To make a long story as short as possible, I was diagnosed with a rare form of leukemia in January 2015. Depending on which doctor you talked to, it was some combination of Chronic Eosinophilic Leukemia and Systemic Mastocytosis. I underwent an allogeneic (from a donor) stem cell transplant in November 2015 at Stanford.

Along the way of my leukemia diagnosis and transplant work up, I was having an array of symptoms that didn't match the leukemia. They were:

**Fatigue
**Some weakness/balance issues
**Brain Fog
**Fasciculations (Had clean EMG in July 2014. Doc performed due to family history of ALS and military service combined with fasciculations)
**Migraine with aura
**Pain and stiffness
**Moderate hyper reflexivity

A transplant preparatory MRI revealed lesions on my brain in the areas that would suggest MS. A lumbar puncture revealed oligoclonal bands in my spinal fluid and further MRIs revealed a progression of lesions that expanded into my spinal cord and brain. I was officially diagnosed with MS in the summer of 2015.
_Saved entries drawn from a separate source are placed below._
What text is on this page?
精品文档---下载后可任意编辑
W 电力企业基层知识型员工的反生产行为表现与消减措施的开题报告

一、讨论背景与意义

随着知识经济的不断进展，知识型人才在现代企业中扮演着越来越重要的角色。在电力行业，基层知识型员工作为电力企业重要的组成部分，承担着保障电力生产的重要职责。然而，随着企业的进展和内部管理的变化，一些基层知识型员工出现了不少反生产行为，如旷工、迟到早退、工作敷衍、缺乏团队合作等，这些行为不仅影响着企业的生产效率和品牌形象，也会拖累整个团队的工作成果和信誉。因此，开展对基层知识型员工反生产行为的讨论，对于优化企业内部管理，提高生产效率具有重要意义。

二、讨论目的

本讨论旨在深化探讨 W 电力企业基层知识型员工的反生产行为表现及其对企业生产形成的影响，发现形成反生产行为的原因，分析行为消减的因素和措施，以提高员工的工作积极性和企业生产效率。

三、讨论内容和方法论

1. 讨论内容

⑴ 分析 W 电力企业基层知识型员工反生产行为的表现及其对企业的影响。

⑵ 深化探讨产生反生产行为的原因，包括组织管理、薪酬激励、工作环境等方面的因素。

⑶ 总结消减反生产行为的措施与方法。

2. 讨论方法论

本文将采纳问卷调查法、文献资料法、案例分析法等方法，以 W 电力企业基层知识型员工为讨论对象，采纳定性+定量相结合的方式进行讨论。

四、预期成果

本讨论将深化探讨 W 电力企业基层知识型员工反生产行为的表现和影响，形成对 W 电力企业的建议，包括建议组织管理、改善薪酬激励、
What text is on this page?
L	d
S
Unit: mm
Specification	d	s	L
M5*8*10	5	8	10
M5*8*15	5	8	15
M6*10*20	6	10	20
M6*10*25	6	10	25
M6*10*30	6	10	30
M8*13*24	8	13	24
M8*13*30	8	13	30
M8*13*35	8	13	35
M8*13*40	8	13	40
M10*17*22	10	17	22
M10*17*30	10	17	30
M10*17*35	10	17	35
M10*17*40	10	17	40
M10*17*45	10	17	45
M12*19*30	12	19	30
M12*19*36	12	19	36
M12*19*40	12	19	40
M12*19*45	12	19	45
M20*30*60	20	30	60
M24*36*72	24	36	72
Because of the risk of an allogeneic transplant, MS is nearly never treated with that type of transplant. But since the leukemia was the most pressing disease of the two, they went ahead with the transplant.

You get a new immune system when you receive an allogeneic transplant, and since MS is an autoimmune disease, both my hematologist/oncologist and my neurologist said that if I survived the transplant, I would be cured of both diseases. Amazing where life takes us.

I was blessed enough to make it through the transplant with relatively few side effects.

The good:
**Blood went back to normal
**Migraines and fatigue stopped
**Heart condition (caused by eosinophils) resolved.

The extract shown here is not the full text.